Intent classification and slot labeling are two essential problems in Natural Language Understanding (NLU). In intent classification, the agent needs to detect the intention that the speaker's utterance conveys. For example, when the speaker says "Book a flight from Long Beach to Seattle", the intention is to book a flight ticket. In slot labeling, the agent needs to extract the semantic entities that are related to the intent. In our previous example, "Long Beach" and "Seattle" are two semantic constituents related to the flight, i.e., the origin and the destination.
Essentially, intent classification can be viewed as a sequence classification problem and slot labeling can be viewed as a sequence tagging problem similar to Named-entity Recognition (NER). Due to their inner correlation, these two tasks are usually trained jointly with a multi-task objective function.
Here's one example of the ATIS dataset
Sentence | Tags | Intent Label |
---|---|---|
are | O | atis_flight |
there | O | |
any | O | |
flights | O | |
from | O | |
long | B-fromloc.city_name | |
beach | I-fromloc.city_name | |
to | O | |
columbus | B-toloc.city_name | |
on | O | |
wednesday | B-depart_date.day_name | |
april | B-depart_date.month_name | |
sixty | B-depart_date.day_number |
In this example, we demonstrate how to use GluonNLP to build a model to perform joint intent classification and slot labeling.

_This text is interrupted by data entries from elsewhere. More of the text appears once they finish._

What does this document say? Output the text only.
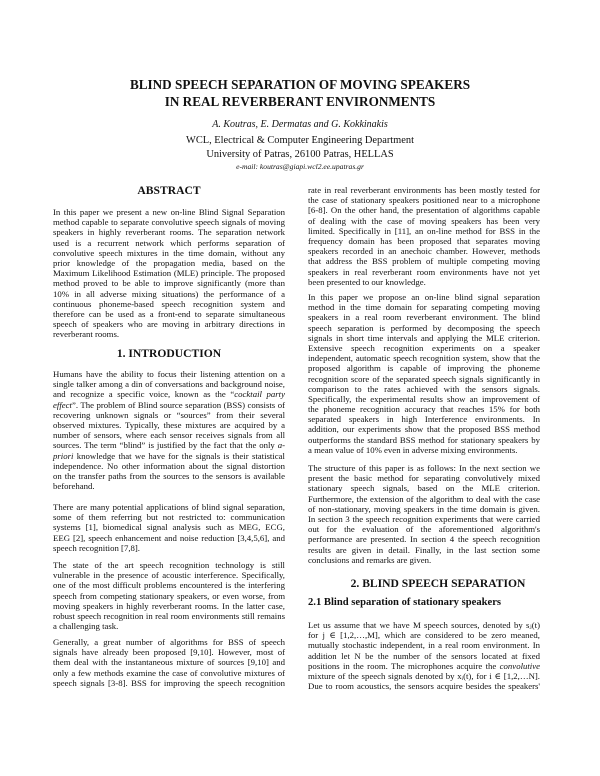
BLIND SPEECH SEPARATION OF MOVING SPEAKERS
IN REAL REVERBERANT ENVIRONMENTS
A. Koutras, E. Dermatas and G. Kokkinakis
WCL, Electrical & Computer Engineering Department
University of Patras, 26100 Patras, HELLAS
e-mail: koutras@giapi.wcl2.ee.upatras.gr
ABSTRACT
1. INTRODUCTION
2. BLIND SPEECH SEPARATION
2.1 Blind separation of stationary speakers
In this paper we present a new on-line Blind Signal Separation
method capable to separate convolutive speech signals of moving
speakers in highly reverberant rooms. The separation network
used is a recurrent network which performs separation of
convolutive speech mixtures in the time domain, without any
prior knowledge of the propagation media, based on the
Maximum Likelihood Estimation (MLE) principle. The proposed
method proved to be able to improve significantly (more than
10% in all adverse mixing situations) the performance of a
continuous phoneme-based speech recognition system and
therefore can be used as a front-end to separate simultaneous
speech of speakers who are moving in arbitrary directions in
reverberant rooms.
Humans have the ability to focus their listening attention on a
single talker among a din of conversations and background noise,
and recognize a specific voice, known as the “cocktail party
effect”. The problem of Blind source separation (BSS) consists of
recovering unknown signals or “sources” from their several
observed mixtures. Typically, these mixtures are acquired by a
number of sensors, where each sensor receives signals from all
sources. The term “blind” is justified by the fact that the only a-
priori knowledge that we have for the signals is their statistical
independence. No other information about the signal distortion
on the transfer paths from the sources to the sensors is available
beforehand.
There are many potential applications of blind signal separation,
some of them referring but not restricted to: communication
systems [1], biomedical signal analysis such as MEG, ECG,
EEG [2], speech enhancement and noise reduction [3,4,5,6], and
speech recognition [7,8].
The state of the art speech recognition technology is still
vulnerable in the presence of acoustic interference. Specifically,
one of the most difficult problems encountered is the interfering
speech from competing stationary speakers, or even worse, from
moving speakers in highly reverberant rooms. In the latter case,
robust speech recognition in real room environments still remains
a challenging task.
Generally, a great number of algorithms for BSS of speech
signals have already been proposed [9,10]. However, most of
them deal with the instantaneous mixture of sources [9,10] and
only a few methods examine the case of convolutive mixtures of
speech signals [3-8]. BSS for improving the speech recognition
rate in real reverberant environments has been mostly tested for
the case of stationary speakers positioned near to a microphone
[6-8]. On the other hand, the presentation of algorithms capable
of dealing with the case of moving speakers has been very
limited. Specifically in [11], an on-line method for BSS in the
frequency domain has been proposed that separates moving
speakers recorded in an anechoic chamber. However, methods
that address the BSS problem of multiple competing moving
speakers in real reverberant room environments have not yet
been presented to our knowledge.
In this paper we propose an on-line blind signal separation
method in the time domain for separating competing moving
speakers in a real room reverberant environment. The blind
speech separation is performed by decomposing the speech
signals in short time intervals and applying the MLE criterion.
Extensive speech recognition experiments on a speaker
independent, automatic speech recognition system, show that the
proposed algorithm is capable of improving the phoneme
recognition score of the separated speech signals significantly in
comparison to the rates achieved with the sensors signals.
Specifically, the experimental results show an improvement of
the phoneme recognition accuracy that reaches 15% for both
separated speakers in high Interference environments. In
addition, our experiments show that the proposed BSS method
outperforms the standard BSS method for stationary speakers by
a mean value of 10% even in adverse mixing environments.
The structure of this paper is as follows: In the next section we
present the basic method for separating convolutively mixed
stationary speech signals, based on the MLE criterion.
Furthermore, the extension of the algorithm to deal with the case
of non-stationary, moving speakers in the time domain is given.
In section 3 the speech recognition experiments that were carried
out for the evaluation of the aforementioned algorithm's
performance are presented. In section 4 the speech recognition
results are given in detail. Finally, in the last section some
conclusions and remarks are given.
Let us assume that we have M speech sources, denoted by sⱼ(t)
for j ∈ [1,2,…,M], which are considered to be zero meaned,
mutually stochastic independent, in a real room environment. In
addition let N be the number of the sensors located at fixed
positions in the room. The microphones acquire the convolutive
mixture of the speech signals denoted by xᵢ(t), for i ∈ [1,2,…N].
Due to room acoustics, the sensors acquire besides the speakers'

We choose to finetune a pretrained BERT model. We use two datasets ATIS and SNIPS.
mxnet
gluonnlp
seqeval
You may use pip or other tools to install these packages
For the ATIS dataset, use the following command to run the experiment:
python demo.py --gpu 0 --dataset atis
It produces the final slot labeling F1 = 95.83%
and intent classification accuracy = 98.66%
For the SNIPS dataset, use the following command to run the experiment:
python demo.py --gpu 0 --dataset snips
It produces the final slot labeling F1 = 95.76%
and intent classification accuracy = 98.71%
Also, we train the models with three random seeds and report the mean/std
For ATIS
Models | Intent Acc (%) | Slot F1 (%) |
---|---|---|
Intent Gating & self-attention, EMNLP 2018 | 98.77 | 96.52 |
BLSTM-CRF + ELMo, AAAI 2019 | 97.42 | 95.62 |
Joint BERT, Arxiv 2019 | 97.5 | 96.1 |
Ours | 98.66±0.00 | 95.88±0.04 |
For SNIPS
Models | Intent Acc (%) | Slot F1 (%) |
---|---|---|
BLSTM-CRF + ELMo, AAAI 2019 | 99.29 | 93.90 |
Joint BERT, Arxiv 2019 | 98.60 | 97.00 |
Ours | 98.81±0.13 | 95.94±0.10 |